I also hear from time to time about "green" companies that practice rather shady labor practices. That again is too bad because reputable businesses and organizations that promote LEED standards, or GI/LID or conservation are accused of guilt by association.

If green is going to prevail with the general public, greens must have the highest scientific and ethical standards and not make sweeping generalizations and un-scientific claims and practice business unethically. Sustainability isn't snake oil. It's real medicine for for a sick world in a lot of pain.

Perhaps we "greens" need to police our industry much better than we have been.

Friday, May 2, 2014

Sign the petition to save Lincoln Center and its murals from being destroyed.

About twenty or more people attended the Metropolitan Planning Organization this morning to speak out against the destruction of Lincoln Center and a number of murals painted on pillars of an overpass. 

Although Judge Veronica Escobar explained that the MPO really doesn't own and therefore has no final authority over Lincoln Center (I am told that she does not favor saving this historic building whose heritage is cherished by Hispanic families, ancestors of the Ascarates, Rosa Guerrero and many more), Rep. Pickett, Senator Rodriguez and others pointed out that the MPO has control of the funding of projects. Somewhere along the line they could defund a project that requires destroying the Center. The fear is that, once the MPO, votes to include the HWY 54 project in a Transportation Program, TxDOT really has all control. Indeed the MPO voted to include HWY 54 into a TIP. 

Although MPO has agreed to a process (which some say doesn't predetermine an outcome), there has already been a de facto determination. Ted TxDOT Houghton has already stated publicly that Lincoln Center will be destroyed. TxDOT Regional Engineer, Bob Bielek, in emails to Sen. Rodriguez and Joyce Wilson has said that the building will be destroyed. Moreover, even if there are a number of alternatives now, Bielek speaks of them as Platonic abstractions not ready for the scrutiny of the public. We know this routine all too well. When the final process is trotted out, it will be done at a public meeting so that there is the window dressing of public input. However, the decision-making going into determining which alternative will be used to connect the Border Highway with I-10 will be done behind closed doors. Never mind, heritage. Never mind the will of the people who want an alternative that preserves Lincoln Center. (Bielek said today that the pillars would be left standing thus preserving the murals.)

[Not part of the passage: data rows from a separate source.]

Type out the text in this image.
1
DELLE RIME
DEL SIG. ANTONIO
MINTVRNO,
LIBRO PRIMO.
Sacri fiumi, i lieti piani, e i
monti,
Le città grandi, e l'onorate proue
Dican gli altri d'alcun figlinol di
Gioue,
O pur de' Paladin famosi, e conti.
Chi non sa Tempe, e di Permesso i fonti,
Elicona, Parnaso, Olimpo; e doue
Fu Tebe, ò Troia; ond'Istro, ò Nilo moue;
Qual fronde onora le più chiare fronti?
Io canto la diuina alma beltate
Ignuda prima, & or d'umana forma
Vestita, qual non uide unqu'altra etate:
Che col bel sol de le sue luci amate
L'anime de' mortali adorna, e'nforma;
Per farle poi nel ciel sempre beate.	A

The MPO may not have final say. But the MPO is the only place where people can go and, in a civil manner, voice objection to Houghton's and TxDOT's desire to destroy Lincoln Center. Sadly, TxDOT does own the Center. However, TxDOT is an agency of the people of Texas and WE are the people. That is why we look to our Congressman, our State Senator and Representatives and our City Council to voice our opinion - and all have agreed on the rightness of saving the Center. We also look to the MPO. Through these elected people and institutions we have a civil manner to press our case. However, given the royalism and the elitism of TxDOT, one begins to wonder whether the voice of the people must be expressed in manners less civil, by civil disobedience or perhaps with greater force. Those alternatives must also now be weighed.